1970年辺りから、日本も主要市場になるまではSelmer社の主戦場はアメリカであり、1945年から1967年までの間に作られたサックスはほとんどがアメリカ輸出向け、すなわちアメセルでした。
この年代のフラセルは、ほぼすべて受注生産品です。ですから、特殊なキーや彫刻、仕上げのものが多く、ケースもバラバラなのです。一般のフランス人はいまでも全くサックスを吹きません。
フラセルの方が、いいものが多いというのは、受注を受けてから作るので、管体も部品も良いものをピックアップして組み立てたからではないでしょうか?
私は状態のいいフラセル五桁、特にSBAは常に買いです。
思い返せば、7年ぐらい前に大久保で試奏した9万番台降フラセルアルトが、アルトの中では最高でした。いまも悔やまれます。

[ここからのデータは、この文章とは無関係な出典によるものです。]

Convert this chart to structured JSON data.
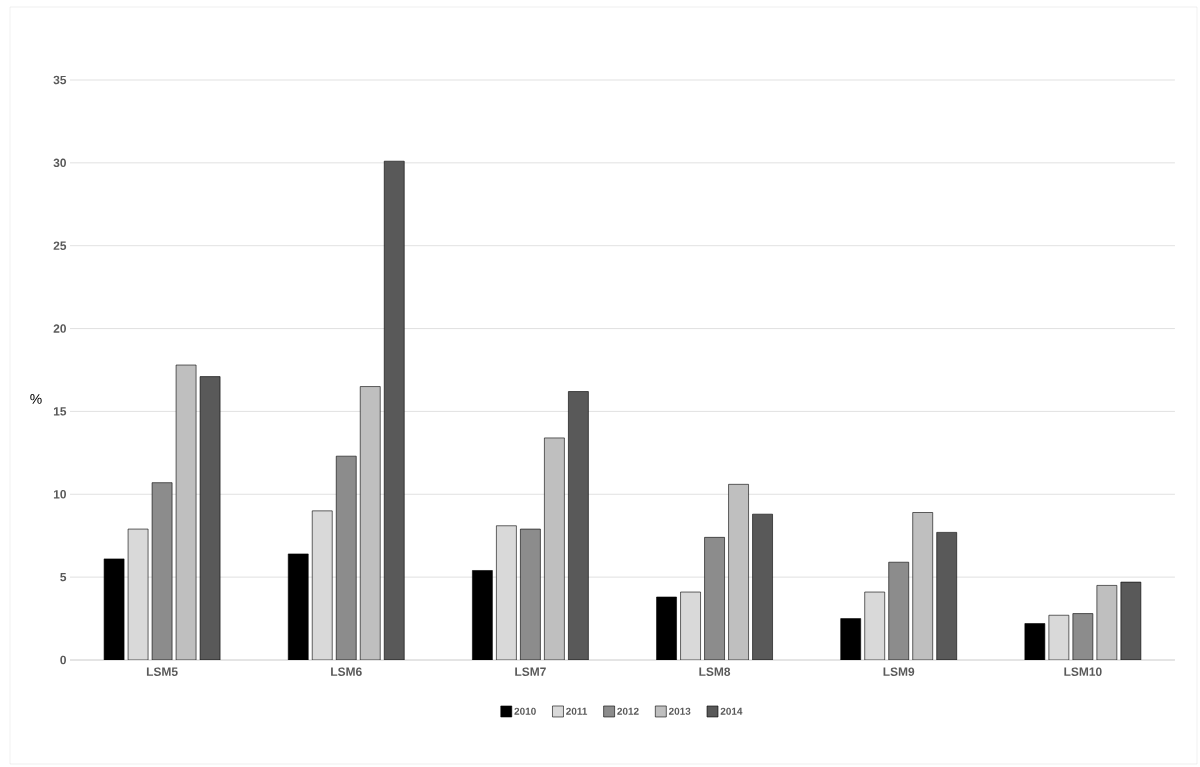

なお、彫刻なしのシルバープレートは、シルバーの楽器で統一されたイギリス式のいわゆる「ブラスバンド」用に、イギリス、オーストラリア、カナダに輸出をされたものなので、汎用品です。
フラセルの受注品は必ず例の、円形の彫刻が入っています。
そのような訳で、アメセルの彫刻が入っている5桁のシルバーは、後彫りの汎用品の可能性が高いですね。吹いて確認すればすぐ分かると思います。
今、アップされているフラセルテナーのハイFシャープ付きののSBA
、あれは最高の楽器だと思います。資金があったら本当に買いたいところです。
投稿: csaka | 2012年5月13日 (日) 20時54分
csaka様
なるほど、それは面白い話ですね。
コメントありがとうございました。